Second, the features were extracted using the pretrained word vector, and the embedding matrix of size (18210, 300) was the input layer for the DL model. The padded vector was trained on the DL model. Table 3 shows the accuracy of the DL models.

Finally, our hybrid model is a combination of both ML and DL models. Both the DL model CNN and Bi-GRU are combined, and the latent vector from them is an input vector for the SVM model for training the data. Table 4 represents the accuracy of our proposed hybrid model.

As with the basic model of ML and DL, we get better results, but they are not the best results. The ML approach will give the best accuracy for different types of emotions, and the same for the DL approach. So, by combining the models, we get the highest accuracy.

Emotion detection from text is one of the most challenging and important tasks as it does not have any expression of emotions and the structure of text sentences. Researchers are trying hard to get a complete solution in this field, but they all have failed. But they have found the best solution for facial emotion expression and speech emotion recognition. Still, there is a mystery in this field.

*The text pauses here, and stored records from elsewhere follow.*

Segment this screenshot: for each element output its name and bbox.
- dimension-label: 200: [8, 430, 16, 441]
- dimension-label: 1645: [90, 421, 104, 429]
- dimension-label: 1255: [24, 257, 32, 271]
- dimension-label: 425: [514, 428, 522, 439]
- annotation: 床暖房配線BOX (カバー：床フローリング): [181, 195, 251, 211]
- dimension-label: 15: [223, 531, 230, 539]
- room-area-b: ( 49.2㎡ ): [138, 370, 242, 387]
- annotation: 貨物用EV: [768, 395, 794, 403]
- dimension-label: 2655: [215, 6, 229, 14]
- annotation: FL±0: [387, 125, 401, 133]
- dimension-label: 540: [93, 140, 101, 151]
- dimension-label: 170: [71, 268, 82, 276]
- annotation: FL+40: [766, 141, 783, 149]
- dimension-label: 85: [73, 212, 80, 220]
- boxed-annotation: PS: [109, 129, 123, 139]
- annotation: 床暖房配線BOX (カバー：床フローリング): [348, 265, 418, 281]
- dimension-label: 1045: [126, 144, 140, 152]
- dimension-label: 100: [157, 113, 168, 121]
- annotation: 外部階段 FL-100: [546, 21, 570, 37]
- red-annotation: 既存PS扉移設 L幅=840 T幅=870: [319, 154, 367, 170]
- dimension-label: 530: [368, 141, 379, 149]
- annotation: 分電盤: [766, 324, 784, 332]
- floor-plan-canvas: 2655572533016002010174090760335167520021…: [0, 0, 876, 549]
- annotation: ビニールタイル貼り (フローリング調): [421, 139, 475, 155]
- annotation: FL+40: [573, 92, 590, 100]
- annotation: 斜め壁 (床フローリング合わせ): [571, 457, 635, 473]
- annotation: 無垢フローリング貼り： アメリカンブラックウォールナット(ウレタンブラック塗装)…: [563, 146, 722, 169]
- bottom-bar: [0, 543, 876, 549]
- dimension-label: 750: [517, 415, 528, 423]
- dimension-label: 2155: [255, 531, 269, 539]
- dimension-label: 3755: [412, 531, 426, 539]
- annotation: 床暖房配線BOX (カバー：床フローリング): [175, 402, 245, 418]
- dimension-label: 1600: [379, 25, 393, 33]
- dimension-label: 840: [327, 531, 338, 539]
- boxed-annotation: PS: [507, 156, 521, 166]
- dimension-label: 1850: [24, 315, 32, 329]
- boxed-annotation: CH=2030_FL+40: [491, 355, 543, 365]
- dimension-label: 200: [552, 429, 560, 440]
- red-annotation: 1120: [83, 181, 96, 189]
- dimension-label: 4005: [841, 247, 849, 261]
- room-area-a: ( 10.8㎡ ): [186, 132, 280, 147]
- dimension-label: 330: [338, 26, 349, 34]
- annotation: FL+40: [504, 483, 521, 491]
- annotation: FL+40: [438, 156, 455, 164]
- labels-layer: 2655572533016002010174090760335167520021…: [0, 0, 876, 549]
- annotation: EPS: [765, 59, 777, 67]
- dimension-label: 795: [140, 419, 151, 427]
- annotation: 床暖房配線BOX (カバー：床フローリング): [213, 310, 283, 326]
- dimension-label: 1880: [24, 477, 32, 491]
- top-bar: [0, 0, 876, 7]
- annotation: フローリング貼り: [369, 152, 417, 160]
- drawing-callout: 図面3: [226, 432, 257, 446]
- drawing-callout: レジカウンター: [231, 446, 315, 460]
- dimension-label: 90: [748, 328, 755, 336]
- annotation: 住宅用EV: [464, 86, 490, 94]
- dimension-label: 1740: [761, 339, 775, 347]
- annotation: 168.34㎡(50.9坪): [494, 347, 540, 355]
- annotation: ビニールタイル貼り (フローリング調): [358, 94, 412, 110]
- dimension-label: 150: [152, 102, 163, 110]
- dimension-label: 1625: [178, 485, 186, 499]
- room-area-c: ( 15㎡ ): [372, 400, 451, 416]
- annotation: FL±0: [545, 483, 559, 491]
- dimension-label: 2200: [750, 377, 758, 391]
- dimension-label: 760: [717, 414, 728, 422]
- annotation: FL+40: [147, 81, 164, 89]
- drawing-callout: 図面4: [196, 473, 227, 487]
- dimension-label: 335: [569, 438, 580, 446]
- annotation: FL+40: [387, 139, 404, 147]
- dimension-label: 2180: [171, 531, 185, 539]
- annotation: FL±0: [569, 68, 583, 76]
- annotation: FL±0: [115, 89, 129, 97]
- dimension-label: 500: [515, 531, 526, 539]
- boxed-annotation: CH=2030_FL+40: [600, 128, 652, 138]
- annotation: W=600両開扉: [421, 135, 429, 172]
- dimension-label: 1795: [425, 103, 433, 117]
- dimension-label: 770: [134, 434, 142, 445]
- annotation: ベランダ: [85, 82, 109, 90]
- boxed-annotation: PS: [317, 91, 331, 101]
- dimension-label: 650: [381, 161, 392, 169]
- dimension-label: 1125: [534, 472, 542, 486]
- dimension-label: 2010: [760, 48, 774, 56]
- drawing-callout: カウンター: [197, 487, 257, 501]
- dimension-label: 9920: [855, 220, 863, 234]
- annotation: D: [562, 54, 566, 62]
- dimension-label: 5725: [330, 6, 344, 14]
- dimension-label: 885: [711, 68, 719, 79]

5. Conclusion and Future Direction

In this paper, proposed a text-based emotion recognition model. The proposed model is a combination of deep learning and machine learning approaches. This proposed hybrid approach uses the combination of three datasets, namely, ISEAR, WASSA, and the Emotion-Stimulus dataset. The proposed model has many advantages, as it can work on multitext sentences, tweets, dialogs, keywords, and lexicon words of emotions that can be easily detected. According to the ML classifier, SVM gives the highest accuracy of 78.97%. In the DL method, the Bi-GRU model achieves the highest accuracy of 79.46%, and the CNN model achieves the highest F1-score of 80.76. The hybrid model has achieved a precision of 82.39, a recall of 80.40, an F1 score of 81.27, and an accuracy of 80.11%.

In the future, we will try more potential classifiers or ensemble techniques to improve the results. In the deep learning approach, we may get the combination of CNN, Bi-GRU, and LSTM to improve the results. Additionally, we will work on the structure of text sentences and some of the regional languages. Moreover, in this digital world, people’s usage of sending text messages, uploading tweets, and writing online reviews of products have been in great use and demand. Therefore, by having a lot of data, we can make a real-time text-based emotion recognition model to find the emotions or moods of the people.

Data Availability

The data that support the findings of this study are available on request from the corresponding author.

Conflicts of Interest

The authors declare that they have no conflicts of interest.

Acknowledgments

The authors thank the Deanship of Scientific Research at King Khalid University for funding this work through the research group program under grant number R. G. P. 2/217/43.